Rand: With widgets, think about why a user would do that. You need to have something a user would want to share. Best examples: something that people want to proclaim. How can I do this? An example: the SEOmoz Page Strength Tool badge. Play into people’s desire to proclaim their own greatness. (Also, the Web 2.0 Awards.) Lulu linked back to us in their header—now it’s on every page of the site. They’re proclaiming “That’s me!!”

There’s a rumor that Digg’s getting harder to linkbait. Why? Where should I go?

Todd: You should be genuine when you linkbait. If you do it a lot, people say that you’re linkbaiting constantly. Like I was hacked a while back and people said I did it as linkbait.

Neil: I’m personally a whore. You can’t target all of them with one piece of content. Network with top users and craft content specifically for their community. Make it useful content, enduring content.

Rand: if you can build up good relationships with prominent bloggers. they’ll put great content out there about/for you.

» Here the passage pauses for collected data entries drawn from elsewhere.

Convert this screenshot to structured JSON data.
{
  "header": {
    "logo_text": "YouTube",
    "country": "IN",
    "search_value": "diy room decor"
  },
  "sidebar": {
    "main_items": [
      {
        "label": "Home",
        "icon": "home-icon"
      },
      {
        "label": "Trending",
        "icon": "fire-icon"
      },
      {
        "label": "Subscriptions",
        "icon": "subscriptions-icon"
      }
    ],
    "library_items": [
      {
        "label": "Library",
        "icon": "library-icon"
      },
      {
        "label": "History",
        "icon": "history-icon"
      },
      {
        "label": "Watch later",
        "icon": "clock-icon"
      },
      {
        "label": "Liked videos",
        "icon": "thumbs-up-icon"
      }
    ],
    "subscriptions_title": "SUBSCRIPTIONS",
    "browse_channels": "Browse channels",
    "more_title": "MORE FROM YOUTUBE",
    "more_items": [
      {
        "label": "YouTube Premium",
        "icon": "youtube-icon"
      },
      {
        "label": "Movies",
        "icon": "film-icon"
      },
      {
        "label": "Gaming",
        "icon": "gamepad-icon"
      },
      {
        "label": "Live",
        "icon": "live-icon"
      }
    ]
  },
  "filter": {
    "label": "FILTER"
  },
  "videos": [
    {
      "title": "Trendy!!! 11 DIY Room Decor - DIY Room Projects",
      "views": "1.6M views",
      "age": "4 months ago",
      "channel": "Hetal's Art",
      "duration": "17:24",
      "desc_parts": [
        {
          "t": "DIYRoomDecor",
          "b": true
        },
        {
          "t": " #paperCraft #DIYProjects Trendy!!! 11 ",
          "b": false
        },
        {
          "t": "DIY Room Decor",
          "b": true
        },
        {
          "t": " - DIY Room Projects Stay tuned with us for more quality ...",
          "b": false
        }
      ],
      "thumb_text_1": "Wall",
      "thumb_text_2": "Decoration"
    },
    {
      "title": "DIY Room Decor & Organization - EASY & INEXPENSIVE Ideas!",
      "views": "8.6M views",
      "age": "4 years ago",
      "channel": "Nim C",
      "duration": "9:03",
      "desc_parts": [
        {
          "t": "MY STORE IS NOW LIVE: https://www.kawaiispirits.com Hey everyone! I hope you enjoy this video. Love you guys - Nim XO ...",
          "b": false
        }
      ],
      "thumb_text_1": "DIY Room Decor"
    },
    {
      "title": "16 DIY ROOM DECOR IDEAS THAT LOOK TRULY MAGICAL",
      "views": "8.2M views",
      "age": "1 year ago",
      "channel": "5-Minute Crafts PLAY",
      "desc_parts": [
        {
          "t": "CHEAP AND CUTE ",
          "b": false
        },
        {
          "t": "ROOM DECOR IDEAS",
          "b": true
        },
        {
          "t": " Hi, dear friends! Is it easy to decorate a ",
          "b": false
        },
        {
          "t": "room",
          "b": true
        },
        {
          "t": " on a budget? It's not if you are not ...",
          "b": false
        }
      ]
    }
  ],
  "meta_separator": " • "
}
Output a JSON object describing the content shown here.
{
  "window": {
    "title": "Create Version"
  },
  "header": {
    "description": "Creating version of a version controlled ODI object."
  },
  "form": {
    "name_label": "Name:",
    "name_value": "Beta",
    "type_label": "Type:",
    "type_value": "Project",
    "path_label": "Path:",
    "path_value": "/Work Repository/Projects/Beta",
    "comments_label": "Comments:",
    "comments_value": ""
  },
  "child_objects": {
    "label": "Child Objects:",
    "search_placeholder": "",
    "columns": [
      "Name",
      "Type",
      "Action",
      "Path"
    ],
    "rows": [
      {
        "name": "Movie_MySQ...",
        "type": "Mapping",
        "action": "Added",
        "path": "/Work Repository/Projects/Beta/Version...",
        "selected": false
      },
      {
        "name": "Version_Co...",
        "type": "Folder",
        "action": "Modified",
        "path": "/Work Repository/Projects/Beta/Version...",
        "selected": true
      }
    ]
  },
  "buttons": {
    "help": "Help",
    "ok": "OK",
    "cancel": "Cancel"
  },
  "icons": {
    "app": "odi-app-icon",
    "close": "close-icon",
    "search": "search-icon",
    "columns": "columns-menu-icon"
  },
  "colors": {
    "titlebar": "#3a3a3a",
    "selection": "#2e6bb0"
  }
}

Shouldn’t it be related to your business?

Rand: I wish that it could be. That’s very traditional media. Now you have to think about also how can I get people who’d link to my site to my site. You’re getting it for branding and for links. That Apple campaign is a great branding campaign. It’s small, targeted, local businesses.

Who are these people and what have they got to do with my clients’ and customers?

Danny: Quick poll: How many of you equate social media marketing with Digg? How many of you use MySpace profiles? How many are totally hip—you use everything? (A few raise their hands each time.) There is a spectrum that’s out there. We’re getting more and more specialized social media sites. Shouldn’t Petco want to participate in Dogster? (Someone says they are.)

Neil: Social media can work for B2B, even Digg. You’re not trying to relate to those audiences, that’s okay. You don’t have to feature it on your site. I’ve been on Digg many times and even if 0.01% of that traffic/those links is/are actually on target, you’ll still get enough traffic and sales from that.

Todd: Digg’s not my audience, but if these young techie males can enjoy this content, I can get the links I need to bring my content to the correct audience.